Release 3 will be ready for the end of March.

Issues and bugs

  • This wiki page should be used to enter issues with the current files that need to be addressed before release, together with an email contact for getting more information about the issue
    • For MODs, there seems to be a duplication/triplication of database source in the gene ID field, e.g.
      • in the mouse FASTA, the first gene ID field is MGI:MGI:MGI:1918932 (paul.thomas@sri.com)
      • the MGI ID is 'MGI:1918932'. When the ID space 'MGI' is added in the GO files, the combo makes 'MGI:MGI:1918932'. I don't know why the third 'MGI:' is there unless a new ID space 'MGI:' is being added to the FASTA file. (judith.blake@jax.org)
      • Some of the human records have multiple tag names (coming from the gp2protein file according to Eleanor). e.g. Human:UniProtKB:Q69Z06 (david.messina@sbc.su.se)

- fixed

    • Some OS (organism) tags are still present, e.g.

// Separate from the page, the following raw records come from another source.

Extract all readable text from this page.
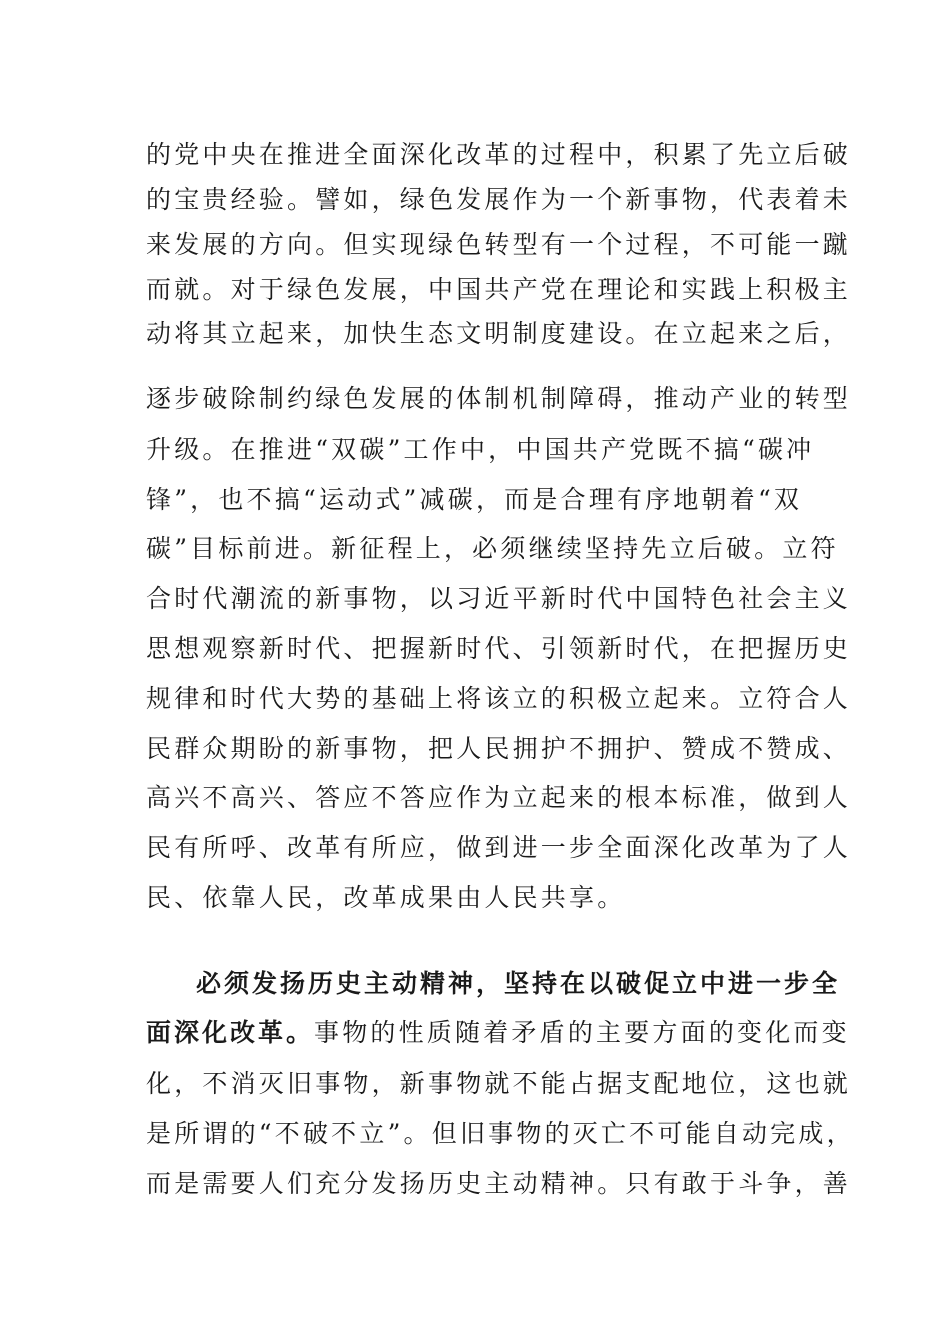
的党中央在推进全面深化改革的过程中，积累了先立后破
的宝贵经验。譬如，绿色发展作为一个新事物，代表着未
来发展的方向。但实现绿色转型有一个过程，不可能一蹴
而就。对于绿色发展，中国共产党在理论和实践上积极主
动将其立起来，加快生态文明制度建设。在立起来之后，
逐步破除制约绿色发展的体制机制障碍，推动产业的转型
升级。在推进“双碳”工作中，中国共产党既不搞“碳冲
锋”，也不搞“运动式”减碳，而是合理有序地朝着“双
碳”目标前进。新征程上，必须继续坚持先立后破。立符
合时代潮流的新事物，以习近平新时代中国特色社会主义
思想观察新时代、把握新时代、引领新时代，在把握历史
规律和时代大势的基础上将该立的积极立起来。立符合人
民群众期盼的新事物，把人民拥护不拥护、赞成不赞成、
高兴不高兴、答应不答应作为立起来的根本标准，做到人
民有所呼、改革有所应，做到进一步全面深化改革为了人
民、依靠人民，改革成果由人民共享。
必须发扬历史主动精神，坚持在以破促立中进一步全
面深化改革。事物的性质随着矛盾的主要方面的变化而变
化，不消灭旧事物，新事物就不能占据支配地位，这也就
是所谓的“不破不立”。但旧事物的灭亡不可能自动完成，
而是需要人们充分发扬历史主动精神。只有敢于斗争，善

OS=Mus musculus. (david.messina@sbc.su.se)

- fixed

    • These records have no sequence, just the FASTA header (david.messina@sbc.su.se):
      • UniProtKB/TrEMBL:Q3UQN7|Q3UQN7_MOUSE
      • UniProtKB/TrEMBL:B1ARN8|B1ARN8_MOUSE
      • UniProtKB/TrEMBL:B1ARN7|B1ARN7_MOUSE
      • UniProtKB/Swiss-Prot:Q89UT8|NDVA_BRAJA
      • UniProtKB/TrEMBL:B0XRM7|B0XRM7_ASPFC
      • UniProtKB/TrEMBL:Q870P5|Q870P5_NEUCR
    • In some records, the description string is unlabeled. (david.messina@sbc.su.se) e.g.
UniProtKB/Swiss-Prot:A0AUV4|SMKY_MOUSE Sperm motility kinase Y OS=Mus musculus PE:2 SV=1
when it should be
UniProtKB/Swiss-Prot:A0AUV4|SMKY_MOUSE OS:Mus musculus PE:2 SV:1 Description:Sperm motility kinase Y

- fixed

    • In the files 10090_mus_musculus.fasta, 296543_thalassiosira_pseudonana.fasta, 35128_thalassiosira_pseudonana.fasta, and 9606_homo_sapiens.fasta, there are blank FASTA headers preceding actual non-empty FASTA headers. (ruchira@berkeley.edu)
    • The same sequence appears multiple times in several of the files. 10586 UniProt accessions each appear multiple times among the all the files. I have sent a list of these to Dan and Eleanor. (ruchira@berkeley.edu)

- fixed

    • formatdb does not understand headers with the UniProt identifier included. When these come up in BLAST results, a synthetic identifier like
lcl|1169_QuestForOrthologsNoDuplicates_02
appears instead of the actual identifier. A header like
UniProtKB/TrEMBL:Q6ZTL7|Q6ZTL7_HUMAN cDNA FLJ44537 fis, clone UTERU3005049 OS=Homo sapiens PE:1 SV=1
should instead be either
tr|Q6ZTL7|Q6ZTL7_HUMAN DNA FLJ44537 fis, clone UTERU3005049 OS=Homo sapiens PE:1 SV=1
or
UniProtKB/TrEMBL:Q6ZTL7 cDNA FLJ44537 fis, clone UTERU3005049 OS=Homo sapiens PE:1 SV=1 (ruchira@berkeley.edu)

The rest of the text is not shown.